もう1つ見直しできるところは、若者に必須の携帯電話。お金がかかるのは当然ですが、携帯電話会社とどのような契約をしているのか再度見直ししてみるといいでしょう。そして、なるべく基本料金以外は使わないようにしましょう。特に自分から電話をかける場合は注意が必要です。同じ携帯会社同士での通話は割引などあるかもしれませんが、実はあまり意識しないのが固定電話への通話。アルバイト先や実家等、固定電話への連絡をよく使っていませんか? 固定電話への割引はあまりありませんので、よく考えて使うようにしましょう。話が長くなりそうな固定電話に連絡をする場合は、携帯ではなく、テレカ(チケット屋さんで安く買えます)を使用して、公衆電話(少なくなりましたが)からかけるのが安くするコツです。

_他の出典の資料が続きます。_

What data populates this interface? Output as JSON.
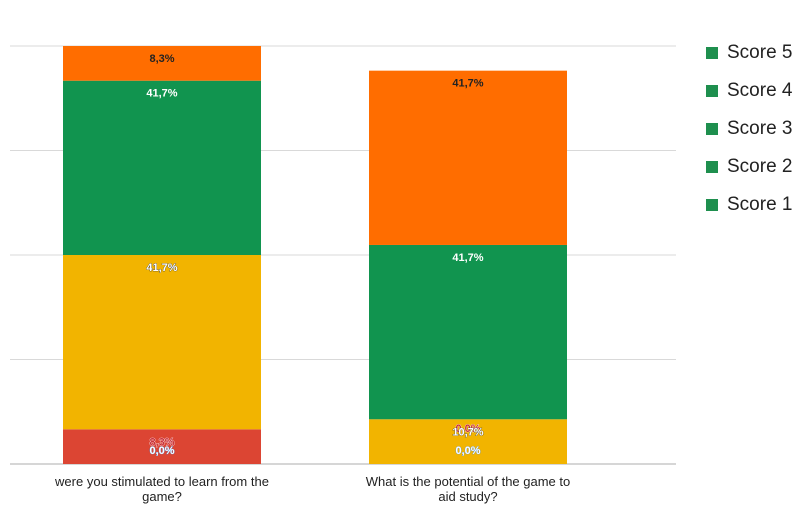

また、携帯電話の契約には、基本料金にいろいろなサービスがセットされているかと思います。最初の契約時にお店に勧められるままあれこれサービスを付けているかと思いますが、しばらく使ってみれば必要のないサービスがあるはずです。例えば留守番電話のサービス契約に関して、電話本体についている伝言機能を使用すればあえてお金を払って留守番電話サービスをセットする必要はないでしょう。これらを見直し、毎月300円でも500円でも節約できるところは節約していくようにしましょう。

レジャーは我慢しましょう

レジャー費が月34,000円もかかっています。アルバイトと学業で大変な毎日。ときに息抜きは必要かと思いますが、ここは「卒業旅行に行きたい」という目標があるので、お金が貯まるまでしばらくは我慢しましょう。お金のかからない息抜きもたくさんあります。近くの知らない町を散歩してみる、図書館で本を借りるなどしてみてはいかがでしょうか? さらに東京であれば素敵な美術館がたくさんありますので美術館巡りも心を豊かにしてくれますので、息抜きにはおすすめです。美術館巡りには多少お金はかかりますが、学生証を提示すれば割引になるところもあります。

4カ月で20万円以上を貯める

食事は自炊を増やすことで5万円を3万円の支出に抑えます。通信費も契約を見直すことで今の支出の6割の6000円に落とします。レジャー費は、まず4カ月間我慢していただきます。他に被服費や雑費等も少しだけ支出を抑えるよう意識し、家計を見直すことで6万円支出を減らすよう努力しましょう。この6万円を4カ月間貯金します。

  • 6万円×4カ月=24万円

実はあえて目標の20万円を超えること考えました。海外旅行は、旅行費用以外に空港までの交通費や食事代、海外旅行保険代、お土産代など結構かかるものです。また、何度も出かけるものではありませんので、自分の記念に欲しいものがあれば、あきらめるのではなく、ここは買うべきかと思います。そこで少し余分に貯金をするとよいでしょう。せっかくの旅行が節約旅行では楽しさも半減です。就職をすると長期にお休みをとることもできなくなりますので、この機会の卒業旅行はぜひ実現させて下さい。いい思い出をいっぱい作って下さい。そして、就職してからも何か目標が決めて、食費、通信費、レジャー費を抑えたこの4カ月貯金をそのまま続けていただくことをおすすめします。

<著者プロフィール>

(株)プラチナ・コンシェルジュ ファイナンシャルプランナー、社会保険労務士 菅田芳恵

大学卒業後、証券会社・銀行・生保・コンサルティング会社に勤務。49歳から2年間で7つの資格を取得し独立。様々な資格を活かして多面的に話をすることが得意。資産運用、家計管理、ライフプラン、キャリア形成、年金、心の健康についてアドバイス、執筆、セミナー講師として活躍中。